Lack of money was the reason Hawkins Construction stopped working at the A$405 million ($517 million) Australian prison construction site where 35 staff were let go yesterday.
David McConnell, interim Hawkins Construction chief executive after Chris Hunter's resignation in late May, said 35 Hawkins Ararat staff had left and only a skeleton crew of about 12 would stay in the meantime.
"Many of them were on a fixed term contract arrangement until the end of June and this is the completion of that term," he said of the 35 workers.
McConnell has issued a series of statements lately, first saying Hunter had left, then that the prison issues were being resolved and that Hawkins was working with project financiers, receivers for the AEGIS consortium behind the project and the Victorian State Government, and hoped to reach a solution.
But yesterday he said the money had dried up.
"Until we get a funding solution, we can't continue to absorb costs on the project," he said.
Although articles in Australian media criticised the job and said it had turned sour, McConnell had initially maintained that problems were being resolved and indicated he hoped for a good solution.
Hawkins remained committed to completing the Ararat project, despite the recent challenges, he said.
"We continue to work with the remaining project stakeholders to finalise a completion plan, and are confident the issues can be resolved and the project completed," he said on June 14.
But after talk circulated about workers being told not to return to the site, McConnell issued a statement saying the job had come to a halt.
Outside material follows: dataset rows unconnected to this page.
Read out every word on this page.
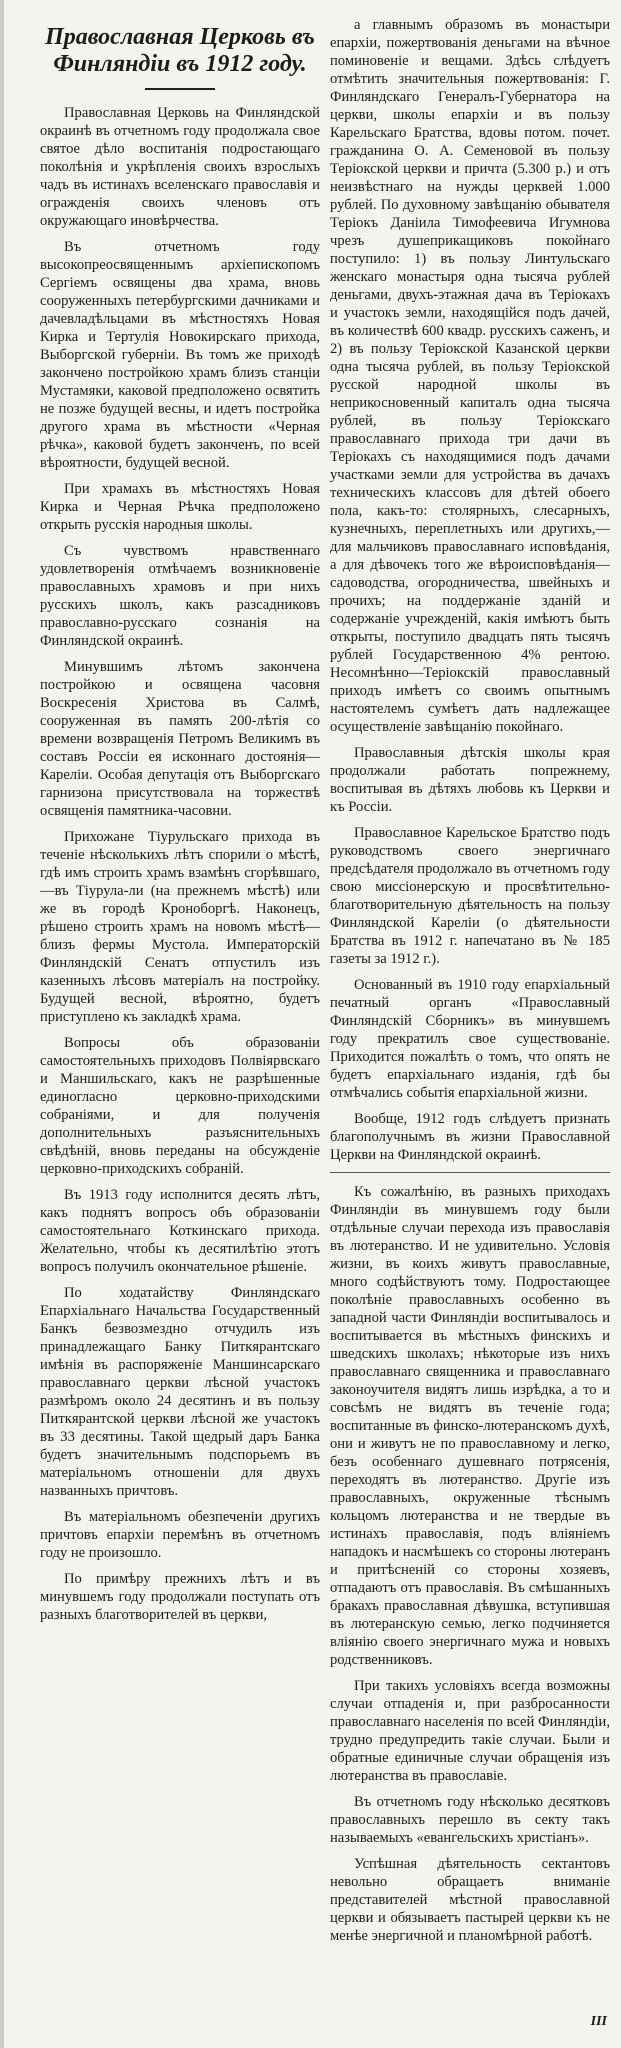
Православная Церковь въ Финляндіи въ 1912 году.

Православная Церковь на Финляндской окраинѣ въ отчетномъ году продолжала свое святое дѣло воспитанія подростающаго поколѣнія и укрѣпленія своихъ взрослыхъ чадъ въ истинахъ вселенскаго православія и огражденія своихъ членовъ отъ окружающаго иновѣрчества.

Въ отчетномъ году высокопреосвященнымъ архіепископомъ Сергіемъ освящены два храма, вновь сооруженныхъ петербургскими дачниками и дачевладѣльцами въ мѣстностяхъ Новая Кирка и Тертулія Новокирскаго прихода, Выборгской губерніи. Въ томъ же приходѣ закончено постройкою храмъ близъ станціи Мустамяки, каковой предположено освятить не позже будущей весны, и идетъ постройка другого храма въ мѣстности «Черная рѣчка», каковой будетъ законченъ, по всей вѣроятности, будущей весной.

При храмахъ въ мѣстностяхъ Новая Кирка и Черная Рѣчка предположено открыть русскія народныя школы.

Съ чувствомъ нравственнаго удовлетворенія отмѣчаемъ возникновеніе православныхъ храмовъ и при нихъ русскихъ школъ, какъ разсадниковъ православно-русскаго сознанія на Финляндской окраинѣ.

Минувшимъ лѣтомъ закончена постройкою и освящена часовня Воскресенія Христова въ Салмѣ, сооруженная въ память 200-лѣтія со времени возвращенія Петромъ Великимъ въ составъ Россіи ея исконнаго достоянія—Кареліи. Особая депутація отъ Выборгскаго гарнизона присутствовала на торжествѣ освященія памятника-часовни.

Прихожане Тіурульскаго прихода въ теченіе нѣсколькихъ лѣтъ спорили о мѣстѣ, гдѣ имъ строить храмъ взамѣнъ сгорѣвшаго,—въ Тіурула-ли (на прежнемъ мѣстѣ) или же въ городѣ Кроноборгѣ. Наконецъ, рѣшено строить храмъ на новомъ мѣстѣ—близъ фермы Мустола. Императорскій Финляндскій Сенатъ отпустилъ изъ казенныхъ лѣсовъ матеріалъ на постройку. Будущей весной, вѣроятно, будетъ приступлено къ закладкѣ храма.

Вопросы объ образованіи самостоятельныхъ приходовъ Полвіярвскаго и Маншильскаго, какъ не разрѣшенные единогласно церковно-приходскими собраніями, и для полученія дополнительныхъ разъяснительныхъ свѣдѣній, вновь переданы на обсужденіе церковно-приходскихъ собраній.

Въ 1913 году исполнится десять лѣтъ, какъ поднятъ вопросъ объ образованіи самостоятельнаго Коткинскаго прихода. Желательно, чтобы къ десятилѣтію этотъ вопросъ получилъ окончательное рѣшеніе.

По ходатайству Финляндскаго Епархіальнаго Начальства Государственный Банкъ безвозмездно отчудилъ изъ принадлежащаго Банку Питкярантскаго имѣнія въ распоряженіе Маншинсарскаго православнаго церкви лѣсной участокъ размѣромъ около 24 десятинъ и въ пользу Питкярантской церкви лѣсной же участокъ въ 33 десятины. Такой щедрый даръ Банка будетъ значительнымъ подспорьемъ въ матеріальномъ отношеніи для двухъ названныхъ причтовъ.

Въ матеріальномъ обезпеченіи другихъ причтовъ епархіи перемѣнъ въ отчетномъ году не произошло.

По примѣру прежнихъ лѣтъ и въ минувшемъ году продолжали поступать отъ разныхъ благотворителей въ церкви,

а главнымъ образомъ въ монастыри епархіи, пожертвованія деньгами на вѣчное поминовеніе и вещами. Здѣсь слѣдуетъ отмѣтить значительныя пожертвованія: Г. Финляндскаго Генералъ-Губернатора на церкви, школы епархіи и въ пользу Карельскаго Братства, вдовы потом. почет. гражданина О. А. Семеновой въ пользу Теріокской церкви и причта (5.300 р.) и отъ неизвѣстнаго на нужды церквей 1.000 рублей. По духовному завѣщанію обывателя Теріокъ Даніила Тимофеевича Игумнова чрезъ душеприкащиковъ покойнаго поступило: 1) въ пользу Линтульскаго женскаго монастыря одна тысяча рублей деньгами, двухъ-этажная дача въ Теріокахъ и участокъ земли, находящійся подъ дачей, въ количествѣ 600 квадр. русскихъ саженъ, и 2) въ пользу Теріокской Казанской церкви одна тысяча рублей, въ пользу Теріокской русской народной школы въ неприкосновенный капиталъ одна тысяча рублей, въ пользу Теріокскаго православнаго прихода три дачи въ Теріокахъ съ находящимися подъ дачами участками земли для устройства въ дачахъ техническихъ классовъ для дѣтей обоего пола, какъ-то: столярныхъ, слесарныхъ, кузнечныхъ, переплетныхъ или другихъ,—для мальчиковъ православнаго исповѣданія, а для дѣвочекъ того же вѣроисповѣданія—садоводства, огородничества, швейныхъ и прочихъ; на поддержаніе зданій и содержаніе учрежденій, какія имѣютъ быть открыты, поступило двадцать пять тысячъ рублей Государственною 4% рентою. Несомнѣнно—Теріокскій православный приходъ имѣетъ со своимъ опытнымъ настоятелемъ сумѣетъ дать надлежащее осуществленіе завѣщанію покойнаго.

Православныя дѣтскія школы края продолжали работать попрежнему, воспитывая въ дѣтяхъ любовь къ Церкви и къ Россіи.

Православное Карельское Братство подъ руководствомъ своего энергичнаго предсѣдателя продолжало въ отчетномъ году свою миссіонерскую и просвѣтительно-благотворительную дѣятельность на пользу Финляндской Кареліи (о дѣятельности Братства въ 1912 г. напечатано въ № 185 газеты за 1912 г.).

Основанный въ 1910 году епархіальный печатный органъ «Православный Финляндскій Сборникъ» въ минувшемъ году прекратилъ свое существованіе. Приходится пожалѣть о томъ, что опять не будетъ епархіальнаго изданія, гдѣ бы отмѣчались событія епархіальной жизни.

Вообще, 1912 годъ слѣдуетъ признать благополучнымъ въ жизни Православной Церкви на Финляндской окраинѣ.

Къ сожалѣнію, въ разныхъ приходахъ Финляндіи въ минувшемъ году были отдѣльные случаи перехода изъ православія въ лютеранство. И не удивительно. Условія жизни, въ коихъ живутъ православные, много содѣйствуютъ тому. Подростающее поколѣніе православныхъ особенно въ западной части Финляндіи воспитывалось и воспитывается въ мѣстныхъ финскихъ и шведскихъ школахъ; нѣкоторые изъ нихъ православнаго священника и православнаго законоучителя видятъ лишь изрѣдка, а то и совсѣмъ не видятъ въ теченіе года; воспитанные въ финско-лютеранскомъ духѣ, они и живутъ не по православному и легко, безъ особеннаго душевнаго потрясенія, переходятъ въ лютеранство. Другіе изъ православныхъ, окруженные тѣснымъ кольцомъ лютеранства и не твердые въ истинахъ православія, подъ вліяніемъ нападокъ и насмѣшекъ со стороны лютеранъ и притѣсненій со стороны хозяевъ, отпадаютъ отъ православія. Въ смѣшанныхъ бракахъ православная дѣвушка, вступившая въ лютеранскую семью, легко подчиняется вліянію своего энергичнаго мужа и новыхъ родственниковъ.

При такихъ условіяхъ всегда возможны случаи отпаденія и, при разбросанности православнаго населенія по всей Финляндіи, трудно предупредить такіе случаи. Были и обратные единичные случаи обращенія изъ лютеранства въ православіе.

Въ отчетномъ году нѣсколько десятковъ православныхъ перешло въ секту такъ называемыхъ «евангельскихъ христіанъ».

Успѣшная дѣятельность сектантовъ невольно обращаетъ вниманіе представителей мѣстной православной церкви и обязываетъ пастырей церкви къ не менѣе энергичной и планомѣрной работѣ.

III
Hawkins was "extremely disappointed" that negotiations between the project's principal stakeholders had not sufficiently progressed.
The Grafton Gully-headquartered builder owned by the McConnell family was in the consortium to extend the prison but that turned sour when fellow member St Hilliers Construction, a subsidiary of Sydney-based property investment group St Hilliers, entered voluntary administration in May.
The parties had won the contract to design, build, finance and maintain the 350-bed expansion over a 25-year term.
McConnell said money had run dry.
"Interim funding which would allow the project to continue under the current commercial arrangements has not eventuated," McConnell said.
"Given the project's funding situation, Hawkins has been left with no other option but to stand down all project staff, effective, except for a core team so the site is not abandoned," he said.
Hawkins was committed to the negotiations for a revised completion plan and is not ruling out a resolution in the long term and McConnell said he expected discussions with the state government, AEGIS' receivers and other stakeholders to continue.
McConnell said he had visited the site late last year but denied Australian media reports about Chinese-made doors and windows not fitting.
"We know there are some locally manufactured doors that had to go back," he said.
"We did import some security gear from China. But the non-fitting doors and windows - that's a non-event.
"It came up from someone in the union and we don't think it's right," he said.
The project was around half finished with walls up, he said.
Australian reports say subcontractors are owed hundreds of thousands of dollars and the entire project is A$100 million short of cash.
Ararat prison job
* Expansion of existing jail, 240km northwest of Melbourne.
* Construction of new 358-bed men's medium-security prison.
* Job was a public-private partnership arrangement.
* AEGIS, consortium behind project, now in receivership.